La historia detrás
Mi nombre corre suena como un grito en medio de la fiesta, pero con un ritmo que se clava en la cabeza desde el primer compás. No es solo otro tema de reguetón: ese loop de percusión que se repite con una precisión milimétrica, casi obsesiva, le da una identidad propia. La voz de Wisin & Yandel se entrelaza con los coros en un juego de call and response que hace que el oyente sienta que está en medio del escenario, cantando a viva voz. La duración corta —solo tres minutos— no le resta fuerza; al contrario, cada segundo está calculado para mantener la energía alta, como si el tema no tuviera respiro.

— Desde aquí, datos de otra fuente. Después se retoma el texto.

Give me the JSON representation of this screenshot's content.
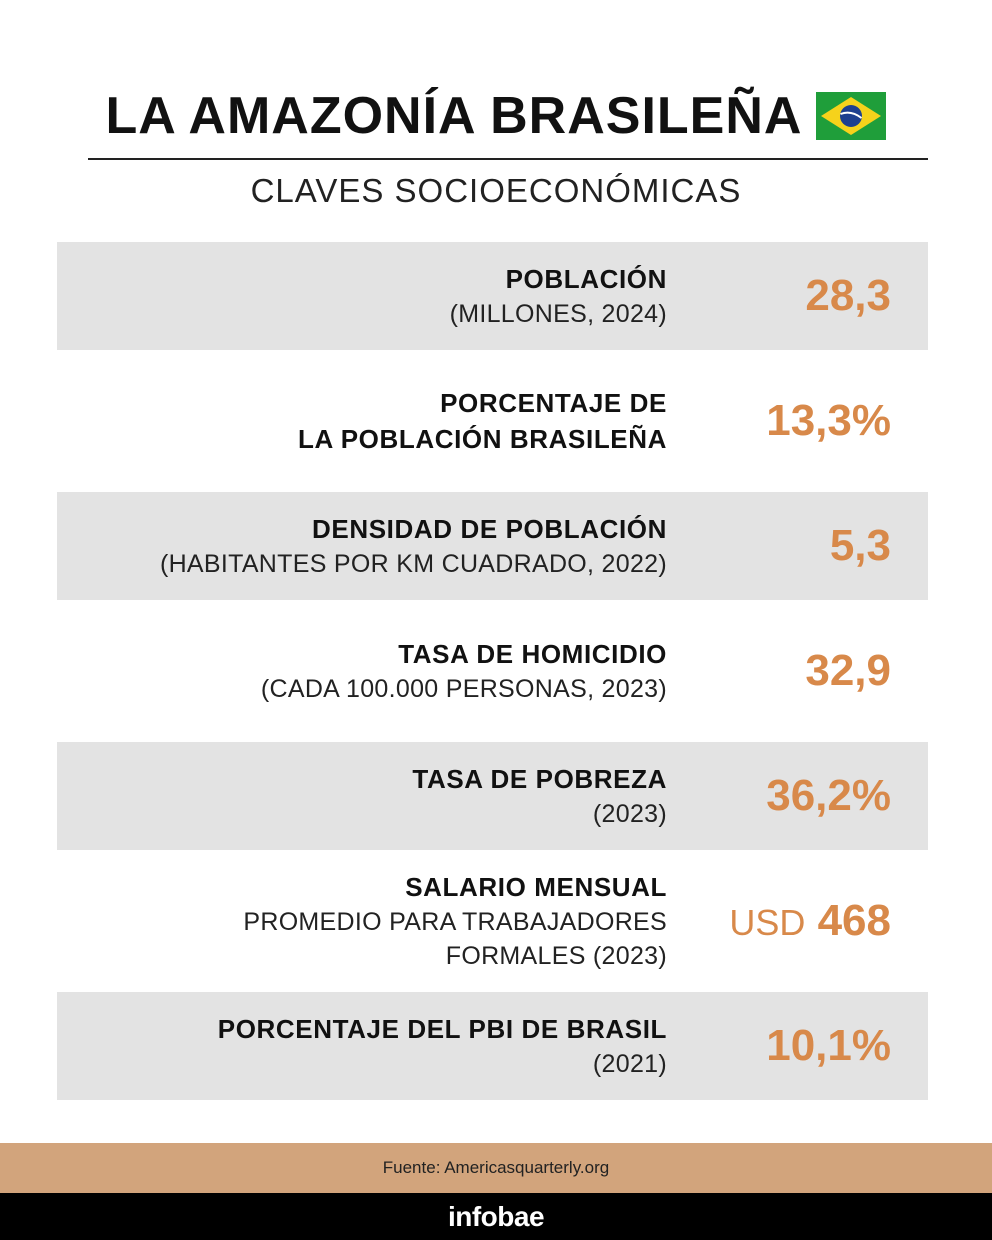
{
  "header": {
    "title": "LA AMAZONÍA BRASILEÑA",
    "subtitle": "CLAVES SOCIOECONÓMICAS"
  },
  "rows": [
    {
      "label_lines": [
        "POBLACIÓN"
      ],
      "sublabel_lines": [
        "(MILLONES, 2024)"
      ],
      "value": "28,3"
    },
    {
      "label_lines": [
        "PORCENTAJE DE",
        "LA POBLACIÓN BRASILEÑA"
      ],
      "value": "13,3%"
    },
    {
      "label_lines": [
        "DENSIDAD DE POBLACIÓN"
      ],
      "sublabel_lines": [
        "(HABITANTES POR KM CUADRADO, 2022)"
      ],
      "value": "5,3"
    },
    {
      "label_lines": [
        "TASA DE HOMICIDIO"
      ],
      "sublabel_lines": [
        "(CADA 100.000 PERSONAS, 2023)"
      ],
      "value": "32,9"
    },
    {
      "label_lines": [
        "TASA DE POBREZA"
      ],
      "sublabel_lines": [
        "(2023)"
      ],
      "value": "36,2%"
    },
    {
      "label_lines": [
        "SALARIO MENSUAL"
      ],
      "sublabel_lines": [
        "PROMEDIO PARA TRABAJADORES",
        "FORMALES (2023)"
      ],
      "unit": "USD",
      "value": "468"
    },
    {
      "label_lines": [
        "PORCENTAJE DEL PBI DE BRASIL"
      ],
      "sublabel_lines": [
        "(2021)"
      ],
      "value": "10,1%"
    }
  ],
  "footer": {
    "source": "Fuente: Americasquarterly.org",
    "brand": "infobae"
  }
}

Grabado en 2005 para el álbum Pa'l mundo, el tema nació en un momento donde el reguetón empezaba a cruzar fronteras. El sello Machete Music, bajo el paraguas de Universal Music Latino, apostó por un sonido que combinaba la crudeza del género con melodías pegajosas. El éxito fue inmediato: Pa'l mundo llegó al primer puesto en Top Latin Albums de Billboard, y Mi nombre corre se convirtió en uno de esos temas que la gente tararea sin darse cuenta. Para 2006, una reedición incluyó Pam pam, que repitió la hazaña en Hot Latin Songs, y al año siguiente, First Class Delivery reforzó su presencia en el mercado. Pero más allá de los números, lo que queda es esa sensación de que la canción no se olvida: el ritmo sigue vivo, incluso después de que termine.